Does the recent ESMA Opinion on Share Classes have direct application to Irish authorised UCITS?
No. The recent ESMA Opinion on Share Classes was issued by ESMA under the provisions of Article 29 of Regulation 1095/2010 (the Regulation). Article 29 opinions are issued to national regulators and their purpose is to "build a common Union supervisory culture and consistent supervisory practices, as well as in ensuring uniform procedures and consistent approaches throughout the EU". Unlike guidelines or recommendations that may be issued by ESMA (for example, under Article 16 of the Regulation), Article 29 of the Regulation contains no provision for such opinions to be directly applicable to industry (financial markets participants).

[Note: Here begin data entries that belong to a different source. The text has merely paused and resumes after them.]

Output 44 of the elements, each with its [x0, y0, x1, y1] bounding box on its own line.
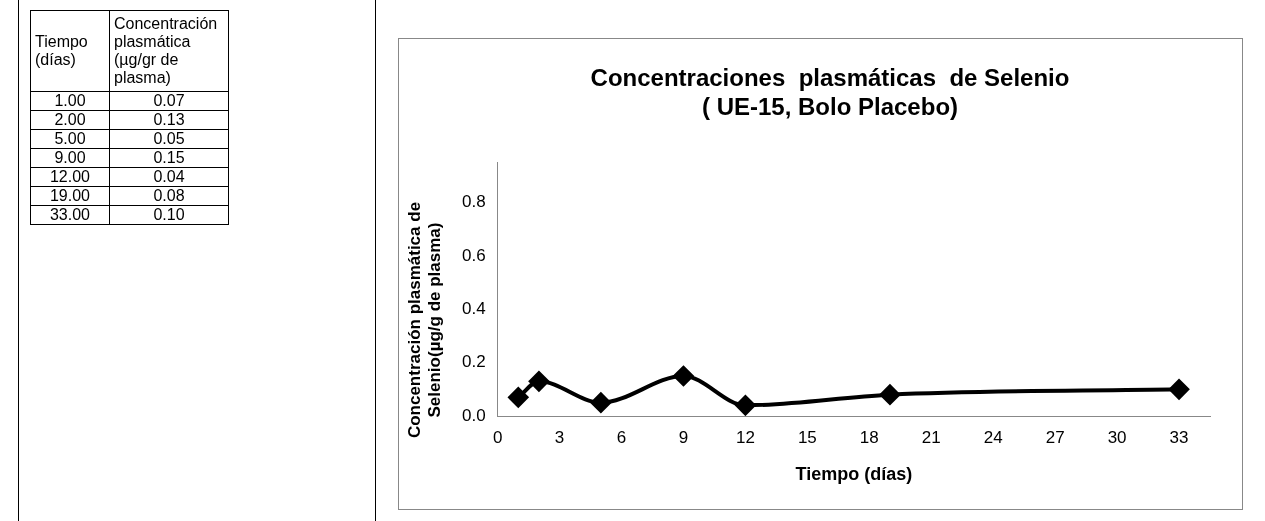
x-tick-label: 6: [616, 427, 627, 447]
x-tick-label: 24: [983, 427, 1003, 447]
y-tick-label: 0.2: [461, 352, 486, 372]
x-axis-title: Tiempo (días): [795, 464, 913, 485]
text: 0.08: [109, 186, 229, 206]
point: [673, 365, 694, 386]
text: 0.07: [109, 91, 229, 111]
y-axis-title: Concentración plasmática de Selenio(µg/g de plasma): [405, 200, 445, 441]
text: 0.10: [109, 205, 229, 225]
point: [508, 387, 529, 408]
chart-subtitle: ( UE-15, Bolo Placebo): [701, 92, 959, 120]
x-tick-label: 30: [1107, 427, 1127, 447]
y-tick-label: 0.4: [461, 298, 486, 318]
x-tick-label: 21: [921, 427, 941, 447]
y-tick-label: 0.6: [461, 245, 486, 265]
y-tick-label: 0.0: [461, 405, 486, 425]
x-tick-label: 9: [678, 427, 689, 447]
text: Concentración plasmática (µg/gr de plasma): [109, 10, 229, 92]
point: [735, 395, 756, 416]
point: [590, 392, 611, 413]
text: 0.15: [109, 148, 229, 168]
x-tick-label: 3: [554, 427, 565, 447]
text: Tiempo (días): [30, 10, 110, 92]
text: 0.13: [109, 110, 229, 130]
x-tick-label: 27: [1045, 427, 1065, 447]
chart-title: Concentraciones plasmáticas de Selenio: [590, 64, 1070, 92]
text: 0.04: [109, 167, 229, 187]
x-tick-label: 12: [735, 427, 755, 447]
text: 19.00: [30, 186, 110, 206]
text: 2.00: [30, 110, 110, 130]
text: 9.00: [30, 148, 110, 168]
x-tick-label: 15: [797, 427, 817, 447]
text: 5.00: [30, 129, 110, 149]
text: 33.00: [30, 205, 110, 225]
point: [879, 384, 900, 405]
y-tick-label: 0.8: [461, 192, 486, 212]
text: 1.00: [30, 91, 110, 111]
text: 0.05: [109, 129, 229, 149]
x-tick-label: 33: [1169, 427, 1189, 447]
x-tick-label: 18: [859, 427, 879, 447]
text: 12.00: [30, 167, 110, 187]
x-tick-label: 0: [492, 427, 503, 447]
point: [1169, 379, 1190, 400]
point: [528, 371, 549, 392]
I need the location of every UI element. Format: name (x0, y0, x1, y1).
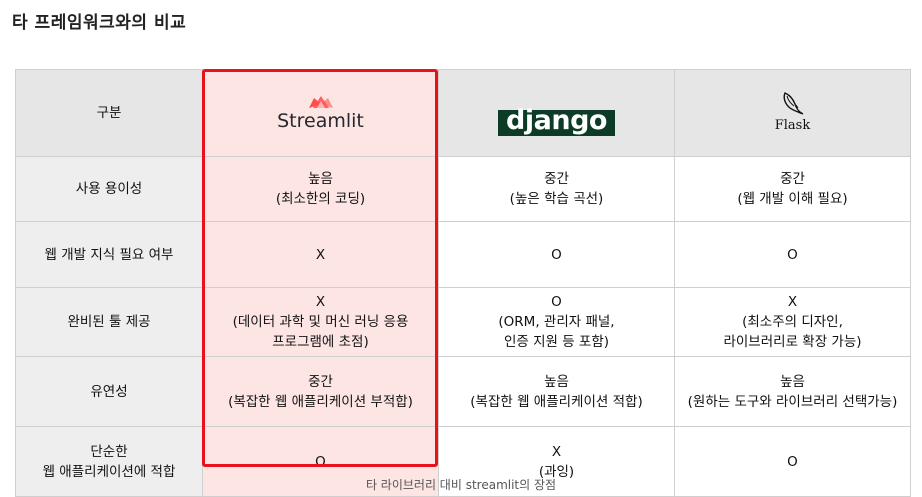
flask-header: Flask (674, 69, 911, 157)
row-label: 완비된 툴 제공 (15, 287, 203, 357)
streamlit-header: Streamlit (202, 69, 439, 157)
table-row: 완비된 툴 제공 X (데이터 과학 및 머신 러닝 응용 프로그램에 초점) … (15, 287, 911, 357)
row-label: 단순한 웹 애플리케이션에 적합 (15, 426, 203, 497)
streamlit-crown-icon (308, 96, 333, 108)
page-title: 타 프레임워크와의 비교 (12, 13, 187, 33)
table-row: 유연성 중간 (복잡한 웹 애플리케이션 부적합) 높음 (복잡한 웹 애플리케… (15, 356, 911, 427)
row-label: 웹 개발 지식 필요 여부 (15, 221, 203, 288)
table-row: 사용 용이성 높음 (최소한의 코딩) 중간 (높은 학습 곡선) 중간 (웹 … (15, 156, 911, 222)
flask-horn-icon (783, 92, 803, 115)
streamlit-cell: X (202, 221, 439, 288)
streamlit-cell: X (데이터 과학 및 머신 러닝 응용 프로그램에 초점) (202, 287, 439, 357)
flask-cell: O (674, 221, 911, 288)
category-header: 구분 (15, 69, 203, 157)
flask-logo-text: Flask (774, 118, 811, 133)
row-label: 유연성 (15, 356, 203, 427)
django-cell: 중간 (높은 학습 곡선) (438, 156, 675, 222)
streamlit-logo-text: Streamlit (277, 110, 364, 132)
comparison-table: 구분 Streamlit django (15, 69, 911, 497)
row-label: 사용 용이성 (15, 156, 203, 222)
django-cell: 높음 (복잡한 웹 애플리케이션 적합) (438, 356, 675, 427)
flask-cell: 중간 (웹 개발 이해 필요) (674, 156, 911, 222)
django-logo: django (498, 107, 615, 136)
streamlit-cell: O (202, 426, 439, 497)
django-header: django (438, 69, 675, 157)
figure-caption: 타 라이브러리 대비 streamlit의 장점 (365, 478, 557, 492)
header-row: 구분 Streamlit django (15, 69, 911, 157)
django-cell: O (438, 221, 675, 288)
django-cell: O (ORM, 관리자 패널, 인증 지원 등 포함) (438, 287, 675, 357)
streamlit-cell: 중간 (복잡한 웹 애플리케이션 부적합) (202, 356, 439, 427)
table-row: 단순한 웹 애플리케이션에 적합 O X (과잉) O (15, 426, 911, 497)
django-cell: X (과잉) (438, 426, 675, 497)
flask-cell: X (최소주의 디자인, 라이브러리로 확장 가능) (674, 287, 911, 357)
flask-cell: 높음 (원하는 도구와 라이브러리 선택가능) (674, 356, 911, 427)
table-row: 웹 개발 지식 필요 여부 X O O (15, 221, 911, 288)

For the terms of an Article 29 opinion to have any direct application for Irish authorised UCITS, it would therefore appear to be necessary that the Central Bank of Ireland (Central Bank) should take a proactive step and communicate to industry its intention to adapt the principles and requirements contained in the opinion and apply them as regulatory requirements to Irish authorised UCITS (assuming that this is the Central Bank's intention in any given case).
In terms of precedent, ESMA issued an opinion (pursuant to Article 29 of the Regulation) on 20 November 2012 in relation to Article 50(2)(a) of Directive 2009/65/EC (which relates to the UCITS 10% trash bucket). On 23 January, 2013 the Central Bank wrote to the Irish funds industry in relation to this ESMA opinion. This letter confirmed support of the ESMA opinion and indicated an expectation that UCITS with non-compliant investments would be required to make any necessary modifications to their portfolios within a prescribed timeframe.
However, this approach preceded the issuance of the Central Bank's UCITS Q&A.
Accordingly, we believe that we can expect the Central Bank to issue a communication to industry (whether by way of an update to the UCITS Q&A or otherwise) to clarify its approach on this issue.